Изменить размер шрифта - +
А сейчас в кого верить? Природа, она ведь не терпит пустоты, вот и снова Бога вспомнили.

— Ну, дед, за вечную память от имени одного потомка я тебе отвечаю, а вот, что там — на том берегу, сказать затрудняюсь. Я думаю, нет там ни Бога, ни чёрта. Жить здесь надо и жить надо хорошо, дед! Давай, тащи свой первачок. А я себе чаю налью.

Дед вышел во двор и поковылял в сторону летней кухни, к своим секретным запасам. Старик вернулся на веранду с полной бутылкой, с важным видом поставил её в центр стола, накрытого выцветшей, местами до дыр затёртой клеёнкой, открыл холодильник, вынул бутыль с огурцами, тарелку с салом, не спеша нарезал чёрный хлеб, бережно выложил в плетёную хлебницу. Наполнил две рюмки спиртным и уселся за стол.

— Ну, будем живы! — дед плеснул в себя содержимое стопки и зажмурился. — Да, Павлуша, все шестьдесят точно есть!

Он утёрся рукавом и, занюхав кусочком черного хлеба, не спеша заскорузлыми пальцами выбрал из тарелки крепкий солёный огурец. Павел с интересом наблюдал за дедом.

— Дедуль, а почему ты свои сто граммов всегда хлебом занюхиваешь? Не лучше ли, например, огурчиком? Ведь он ароматнее, с чесночком, а?

— Да, ты, внук, я вижу, основ-то жизни и не знаешь. А тут всё просто. Русский человек, он никогда пьяницей не был, за исключением тех поганых овец, что всё стадо портили. Крестьянину пить некогда было, да и преступно. Оно, конечно, выпивали по праздникам, но меру знали. А мера была такая — как после очередной рюмки перестал ощущать запах хлебушка, то всё, баста, пить больше нельзя. Хмельной, значит, уже. Аромат-то хлебный — тонкий, не то что у огурца твоего.

И дед, похрустев огурчиком, мечтательно протянул:

— Вот бы тогда, в партизанском лесу, такие сто грамм…

Павел смеясь, продолжил за деда:

— Вы бы до сегодняшнего дня из леса не вышли. Оленей бы стреляли да поезда под откос пускали. Да, дед?

— Эх, что ты мелешь! — рассердился старик и даже встал из-за стола. — Не знаете вы ни черта. В такое время живёте — сами не понимаете, какие счастливые. Сравнить вам не с чем. А мы горя хлебнули сполна. Ты хоть понимаешь, что говоришь? Я с первых дней в партизанах был и до последних. Через все испытания прошёл, скольких друзей похоронил в лесу!

Дед дрожащими пальцами достал из старого серебряного портсигара папиросу, чиркнул спичкой о коробок, не замечая услужливо поднесённую внуком зажигалку, закурил.

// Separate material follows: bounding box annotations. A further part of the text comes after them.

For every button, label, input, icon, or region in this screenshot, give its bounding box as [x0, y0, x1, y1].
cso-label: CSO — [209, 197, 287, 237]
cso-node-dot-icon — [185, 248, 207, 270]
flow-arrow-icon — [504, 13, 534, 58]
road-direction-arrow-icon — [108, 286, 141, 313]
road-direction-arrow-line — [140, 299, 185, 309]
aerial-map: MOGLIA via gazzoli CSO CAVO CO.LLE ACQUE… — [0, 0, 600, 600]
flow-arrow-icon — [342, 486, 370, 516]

— Прости дед, я неудачно пошутил. И правда, расскажи, как оно было на войне партизанской, я уж и забыл твои рассказы, — попросил Павел. Дед понимал, что внук явно в угоду, ради примирения, а не интереса, задал вопрос. Но повёлся, так как в последнее время разговаривал лишь с самим собой и продолжил:

— Когда Севастополь держался, нам хоть изредка помощь была. Севастопольцы сами в осаждённом городе бедствовали, а партизан не забывали. После взятия города немцами сразу же прекратилась переброска продуктов и боеприпасов самолётами. Нам стало ясно, что базы переведены вглубь страны и мы остались без поддержки. Авиация врага не давала возможности нашим лётчикам прилетать в Крым. Почти четыре месяца мы не видели над своими головами ни одного краснозвёздного самолёта! Голод был самым страшным нашим врагом. Фашисты блокировали леса, заняли гарнизонами прилесные деревни, зверски расправлялись со всеми, кого подозревали в связях с партизанами. Да, ты прав, до войны большая территория крымских лесов была заповедной, и гуляли здесь на воле олени, муфлоны, косули. Пока животных было достаточно, наши охотники возвращались с трофеями, но длилось это недолго. Бывали дни и недели, когда партизаны не получали никаких продуктов. Ни ложки муки, ни кусочка мяса — абсолютно ничего. Чем мы тогда питались? Легче сказать, чего мы не ели, потому что ели всё: молодые побеги, листья, траву, древесную кору, прошлогоднюю мёрзлую картошку, оставшуюся на полях, трупы павших животных, их шкуры.